A premissa do jogo gira em torno de um grupo de personagens que se encontram presos em uma sociedade à beira da loucura. No entanto, é a execução dessa premissa que deixa algo a desejar. Embora o conceito de se misturar com os outros habitantes da cidade e navegar por suas regras não convencionais seja intrigante, a jogabilidade em geral não alcança todo seu potencial. A mecânica carece de profundidade e polimento, deixando os jogadores com uma sensação de potencial não realizado.
Apesar dessas deficiências, We Happy Few possui uma aura única de nostalgia. Desde o estilo de arte inspirado em vintage até a trilha sonora retrôfuturista, o jogo tem sucesso em imergir os jogadores no mundo que pretende recriar. É difícil não apreciar a atenção aos detalhes na captura da estética dos anos 1960, o que certamente irá atrair entusiastas de jogos retrô experientes como eu.

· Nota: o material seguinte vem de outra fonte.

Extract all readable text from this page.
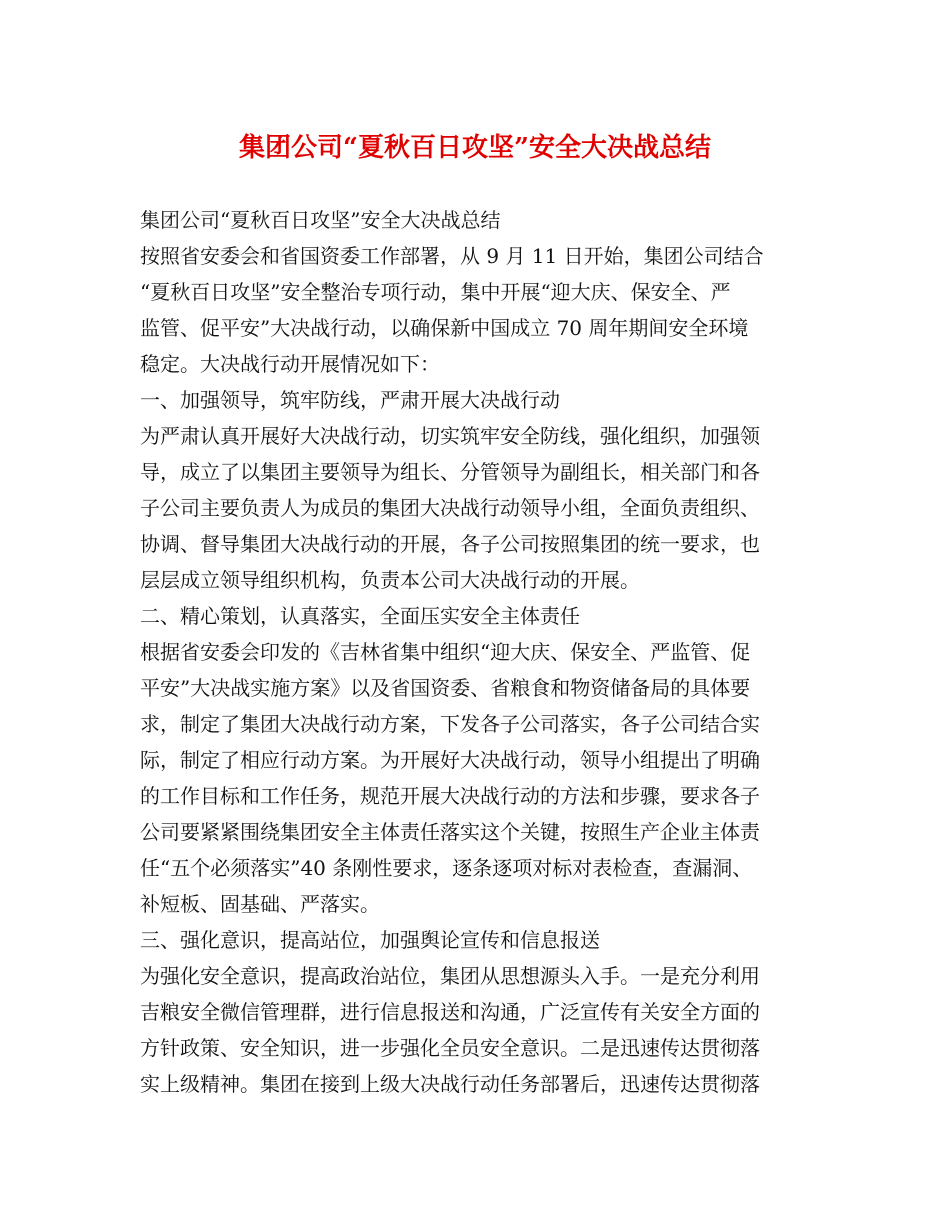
集团公司“夏秋百日攻坚”安全大决战总结

集团公司“夏秋百日攻坚”安全大决战总结

按照省安委会和省国资委工作部署，从 9 月 11 日开始，集团公司结合

“夏秋百日攻坚”安全整治专项行动，集中开展“迎大庆、保安全、严

监管、促平安”大决战行动，以确保新中国成立 70 周年期间安全环境

稳定。大决战行动开展情况如下：

一、加强领导，筑牢防线，严肃开展大决战行动

为严肃认真开展好大决战行动，切实筑牢安全防线，强化组织，加强领

导，成立了以集团主要领导为组长、分管领导为副组长，相关部门和各

子公司主要负责人为成员的集团大决战行动领导小组，全面负责组织、

协调、督导集团大决战行动的开展，各子公司按照集团的统一要求，也

层层成立领导组织机构，负责本公司大决战行动的开展。

二、精心策划，认真落实，全面压实安全主体责任

根据省安委会印发的《吉林省集中组织“迎大庆、保安全、严监管、促

平安”大决战实施方案》以及省国资委、省粮食和物资储备局的具体要

求，制定了集团大决战行动方案，下发各子公司落实，各子公司结合实

际，制定了相应行动方案。为开展好大决战行动，领导小组提出了明确

的工作目标和工作任务，规范开展大决战行动的方法和步骤，要求各子

公司要紧紧围绕集团安全主体责任落实这个关键，按照生产企业主体责

任“五个必须落实”40 条刚性要求，逐条逐项对标对表检查，查漏洞、

补短板、固基础、严落实。

三、强化意识，提高站位，加强舆论宣传和信息报送

为强化安全意识，提高政治站位，集团从思想源头入手。一是充分利用

吉粮安全微信管理群，进行信息报送和沟通，广泛宣传有关安全方面的

方针政策、安全知识，进一步强化全员安全意识。二是迅速传达贯彻落

实上级精神。集团在接到上级大决战行动任务部署后，迅速传达贯彻落
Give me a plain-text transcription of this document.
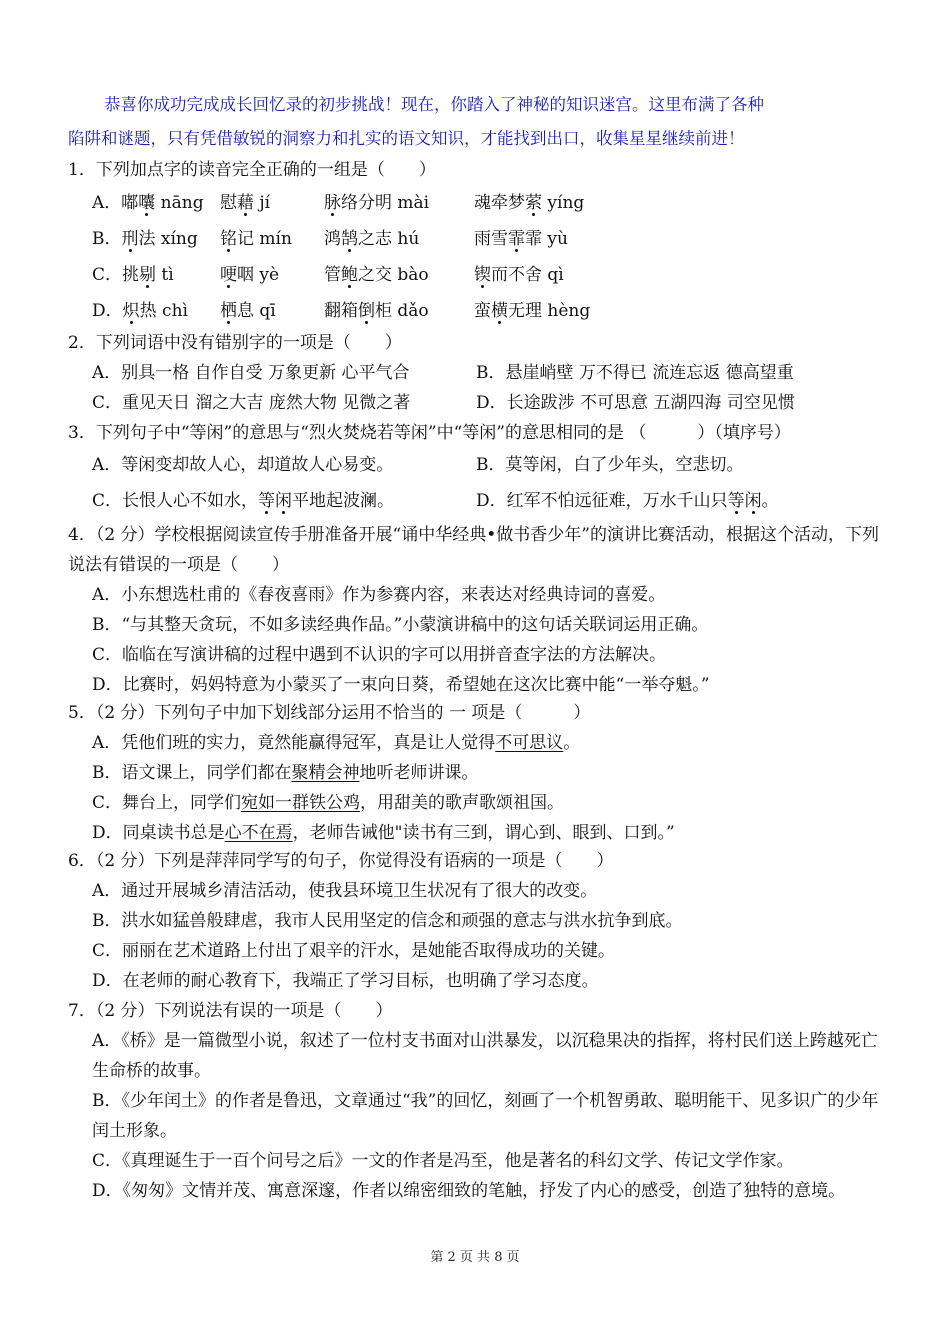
恭喜你成功完成成长回忆录的初步挑战！现在，你踏入了神秘的知识迷宫。这里布满了各种

陷阱和谜题，只有凭借敏锐的洞察力和扎实的语文知识，才能找到出口，收集星星继续前进！
1．下列加点字的读音完全正确的一组是（　　）
A．嘟囔 nāng 慰藉 jí	脉络分明 mài	魂牵梦萦 yíng
B．刑法 xíng	铭记 mín	鸿鹄之志 hú	雨雪霏霏 yù
C．挑剔 tì	哽咽 yè	管鲍之交 bào	锲而不舍 qì
D．炽热 chì	栖息 qī	翻箱倒柜 dǎo	蛮横无理 hèng
2．下列词语中没有错别字的一项是（　　）
A．别具一格 自作自受 万象更新 心平气合	B．悬崖峭壁 万不得已 流连忘返 德高望重
C．重见天日 溜之大吉 庞然大物 见微之著	D．长途跋涉 不可思意 五湖四海 司空见惯
3．下列句子中“等闲”的意思与“烈火焚烧若等闲”中“等闲”的意思相同的是 （　　　）（填序号）
A．等闲变却故人心，却道故人心易变。	B．莫等闲，白了少年头，空悲切。
C．长恨人心不如水，等闲平地起波澜。	D．红军不怕远征难，万水千山只等闲。
4．（2 分）学校根据阅读宣传手册准备开展“诵中华经典•做书香少年”的演讲比赛活动，根据这个活动，下列说法有错误的一项是（　　）
A．小东想选杜甫的《春夜喜雨》作为参赛内容，来表达对经典诗词的喜爱。
B．“与其整天贪玩，不如多读经典作品。”小蒙演讲稿中的这句话关联词运用正确。
C．临临在写演讲稿的过程中遇到不认识的字可以用拼音查字法的方法解决。
D．比赛时，妈妈特意为小蒙买了一束向日葵，希望她在这次比赛中能“一举夺魁。”
5．（2 分）下列句子中加下划线部分运用不恰当的 一 项是（　　　）
A．凭他们班的实力，竟然能赢得冠军，真是让人觉得不可思议。
B．语文课上，同学们都在聚精会神地听老师讲课。
C．舞台上，同学们宛如一群铁公鸡，用甜美的歌声歌颂祖国。
D．同桌读书总是心不在焉，老师告诫他"读书有三到，谓心到、眼到、口到。”
6．（2 分）下列是萍萍同学写的句子，你觉得没有语病的一项是（　　）
A．通过开展城乡清洁活动，使我县环境卫生状况有了很大的改变。
B．洪水如猛兽般肆虐，我市人民用坚定的信念和顽强的意志与洪水抗争到底。
C．丽丽在艺术道路上付出了艰辛的汗水，是她能否取得成功的关键。
D．在老师的耐心教育下，我端正了学习目标，也明确了学习态度。
7．（2 分）下列说法有误的一项是（　　）
A．《桥》是一篇微型小说，叙述了一位村支书面对山洪暴发，以沉稳果决的指挥，将村民们送上跨越死亡生命桥的故事。
B．《少年闰土》的作者是鲁迅，文章通过“我”的回忆，刻画了一个机智勇敢、聪明能干、见多识广的少年闰土形象。
C．《真理诞生于一百个问号之后》一文的作者是冯至，他是著名的科幻文学、传记文学作家。
D．《匆匆》文情并茂、寓意深邃，作者以绵密细致的笔触，抒发了内心的感受，创造了独特的意境。
第 2 页 共 8 页
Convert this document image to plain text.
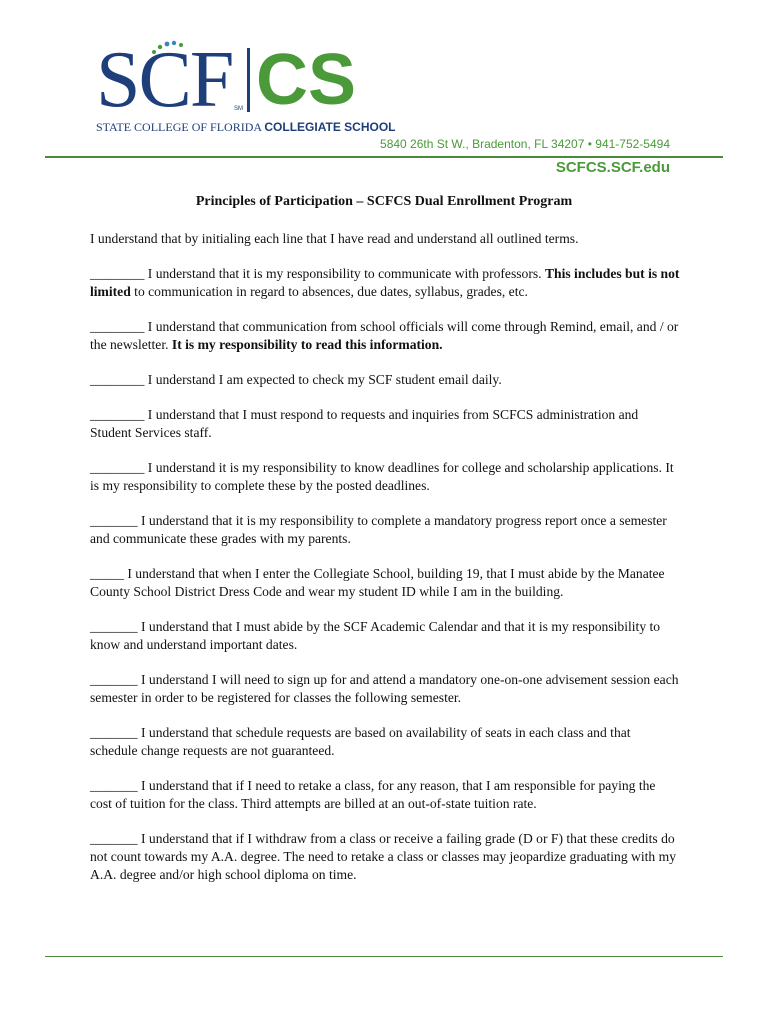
SCF SM CS
STATE COLLEGE OF FLORIDA COLLEGIATE SCHOOL
5840 26th St W., Bradenton, FL 34207 • 941-752-5494
SCFCS.SCF.edu
Principles of Participation – SCFCS Dual Enrollment Program

I understand that by initialing each line that I have read and understand all outlined terms.

________ I understand that it is my responsibility to communicate with professors. This includes but is not limited to communication in regard to absences, due dates, syllabus, grades, etc.

________ I understand that communication from school officials will come through Remind, email, and / or the newsletter. It is my responsibility to read this information.

________ I understand I am expected to check my SCF student email daily.

________ I understand that I must respond to requests and inquiries from SCFCS administration and Student Services staff.

________ I understand it is my responsibility to know deadlines for college and scholarship applications. It is my responsibility to complete these by the posted deadlines.

_______ I understand that it is my responsibility to complete a mandatory progress report once a semester and communicate these grades with my parents.

_____ I understand that when I enter the Collegiate School, building 19, that I must abide by the Manatee County School District Dress Code and wear my student ID while I am in the building.

_______ I understand that I must abide by the SCF Academic Calendar and that it is my responsibility to know and understand important dates.

_______ I understand I will need to sign up for and attend a mandatory one-on-one advisement session each semester in order to be registered for classes the following semester.

_______ I understand that schedule requests are based on availability of seats in each class and that schedule change requests are not guaranteed.

_______ I understand that if I need to retake a class, for any reason, that I am responsible for paying the cost of tuition for the class. Third attempts are billed at an out-of-state tuition rate.

_______ I understand that if I withdraw from a class or receive a failing grade (D or F) that these credits do not count towards my A.A. degree. The need to retake a class or classes may jeopardize graduating with my A.A. degree and/or high school diploma on time.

No entanto, é importante observar que a nostalgia por si só não torna um jogo excelente. Os elementos visuais e sonoros de We Happy Few podem despertar sentimentos de carinho pelo passado, mas a jogabilidade em si não corresponde a esse nível de excelência. O combate é desajeitado e impreciso, tornando frustrante enfrentar inimigos, enquanto a estrutura das missões carece de variedade e pode se tornar repetitiva ao longo do tempo.
Além disso, a narrativa do jogo, embora intrigante no início, não alcança uma conclusão satisfatória. A história começa com promessa, mas acaba sendo decepcionante, deixando os jogadores com mais perguntas do que respostas. Essa falta de coesão narrativa contribui para a sensação geral de decepção que persiste durante todo o jogo.
Em conclusão, We Happy Few é uma tentativa elogiável de capturar a essência de uma era retrôfuturista, mas não alcança a grandeza. Embora a estética nostálgica e a construção atmosférica do mundo ofereçam vislumbres de genialidade, a jogabilidade sem brilho e a narrativa insatisfatória acabam prejudicando a experiência como um todo. Como um entusiasta experiente de jogos retrô, eu aprecio o esforço dedicado à criação desse mundo único, mas não posso ignorar suas deficiências.